Women’s Economic Empowerment
Historically, gender norms, behaviours and social relations have played a big part in disadvantaging women economically. Institutions, systems and structures often restrict women’s economic opportunities, while gender roles and status can limit women’s voices and choices when it comes to household and community decisions.
Participating in economic activities allows women to effect positive changes in their own lives, and communities, contributing to positive effects for the whole nation. Advancing women’s economic empowerment underpins the success of all the UN Sustainable Development Goals (SDGs).
Pacific Islands countries are geographically dispersed across the largest EEZ (Exclusive Economic Zone) in the world. Far from international markets, with high costs of transport and geographic isolation, economic growth in the region has been uneven. Pacific populations are mainly rural and rely largely on subsistence activities; women especially are heavily involved in informal economic activities. Women perform a greater share of food growing and in-shore fishing activities, unpaid care and domestic work, and women dominate small-scale market operations. Between 75% and 90% of all market vendors in the Pacific are women; hours are long, profits are often low, and working conditions difficult. Earnings make up a significant portion of the incomes of many poor households. Despite this, women are so often excluded from market governance and decision-making.

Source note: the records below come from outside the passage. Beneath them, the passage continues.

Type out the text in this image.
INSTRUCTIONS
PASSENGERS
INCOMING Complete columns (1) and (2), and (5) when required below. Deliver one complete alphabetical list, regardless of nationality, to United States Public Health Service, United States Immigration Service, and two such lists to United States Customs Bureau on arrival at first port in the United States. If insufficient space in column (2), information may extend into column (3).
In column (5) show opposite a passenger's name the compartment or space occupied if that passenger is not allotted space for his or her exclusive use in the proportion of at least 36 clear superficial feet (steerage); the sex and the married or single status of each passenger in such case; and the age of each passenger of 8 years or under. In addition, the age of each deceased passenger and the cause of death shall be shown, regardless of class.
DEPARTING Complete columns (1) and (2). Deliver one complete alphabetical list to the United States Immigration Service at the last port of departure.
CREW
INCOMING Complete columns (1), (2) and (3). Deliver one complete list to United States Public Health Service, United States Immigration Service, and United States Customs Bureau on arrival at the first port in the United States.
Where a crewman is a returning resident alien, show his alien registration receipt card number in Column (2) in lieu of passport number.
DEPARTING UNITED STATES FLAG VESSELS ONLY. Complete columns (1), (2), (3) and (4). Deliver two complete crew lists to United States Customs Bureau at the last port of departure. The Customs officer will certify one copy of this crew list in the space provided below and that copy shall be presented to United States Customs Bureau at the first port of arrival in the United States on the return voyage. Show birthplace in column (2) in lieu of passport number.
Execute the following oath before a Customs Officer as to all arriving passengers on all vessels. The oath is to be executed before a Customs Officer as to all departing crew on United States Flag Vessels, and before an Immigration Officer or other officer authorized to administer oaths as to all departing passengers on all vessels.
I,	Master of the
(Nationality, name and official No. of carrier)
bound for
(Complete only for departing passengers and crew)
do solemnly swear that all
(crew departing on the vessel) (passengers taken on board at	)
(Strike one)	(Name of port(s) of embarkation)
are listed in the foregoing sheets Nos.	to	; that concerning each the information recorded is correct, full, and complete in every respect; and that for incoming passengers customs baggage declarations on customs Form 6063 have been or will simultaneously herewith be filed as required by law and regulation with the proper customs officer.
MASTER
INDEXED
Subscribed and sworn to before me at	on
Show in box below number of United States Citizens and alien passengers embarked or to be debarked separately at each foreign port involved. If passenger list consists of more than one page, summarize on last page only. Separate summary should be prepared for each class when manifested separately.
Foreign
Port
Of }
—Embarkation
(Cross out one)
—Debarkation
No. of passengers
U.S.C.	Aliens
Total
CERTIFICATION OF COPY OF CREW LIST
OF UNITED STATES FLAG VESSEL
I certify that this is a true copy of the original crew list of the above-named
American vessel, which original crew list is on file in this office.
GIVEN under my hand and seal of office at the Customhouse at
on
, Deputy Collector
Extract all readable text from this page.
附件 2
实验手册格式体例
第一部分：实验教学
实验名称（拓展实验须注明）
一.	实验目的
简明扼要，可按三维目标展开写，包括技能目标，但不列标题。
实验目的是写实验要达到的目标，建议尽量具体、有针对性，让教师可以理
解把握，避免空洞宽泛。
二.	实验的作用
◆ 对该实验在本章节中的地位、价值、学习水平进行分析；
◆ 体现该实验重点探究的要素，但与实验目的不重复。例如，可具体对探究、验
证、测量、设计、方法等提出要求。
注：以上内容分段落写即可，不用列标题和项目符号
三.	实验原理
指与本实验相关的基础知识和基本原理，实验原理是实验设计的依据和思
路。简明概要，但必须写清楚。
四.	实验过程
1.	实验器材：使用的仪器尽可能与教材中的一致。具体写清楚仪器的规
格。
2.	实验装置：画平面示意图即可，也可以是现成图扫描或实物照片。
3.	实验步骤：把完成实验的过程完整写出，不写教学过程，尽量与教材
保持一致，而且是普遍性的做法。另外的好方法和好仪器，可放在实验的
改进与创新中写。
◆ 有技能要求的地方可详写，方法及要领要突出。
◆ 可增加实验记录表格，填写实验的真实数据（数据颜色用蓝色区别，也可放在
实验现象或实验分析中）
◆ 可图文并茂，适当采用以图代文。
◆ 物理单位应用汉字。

Moreover, the region is particularly vulnerable to the increasing frequency and intensity of extreme weather events, as well as other aspects of climate change, making food security a growing concern.
UN Women recognizes that, in order to advance women’s economic empowerment, our work must address the intersections between women’s economic empowerment, safety and discrimination, leadership and participation, disaster preparedness and livelihoods.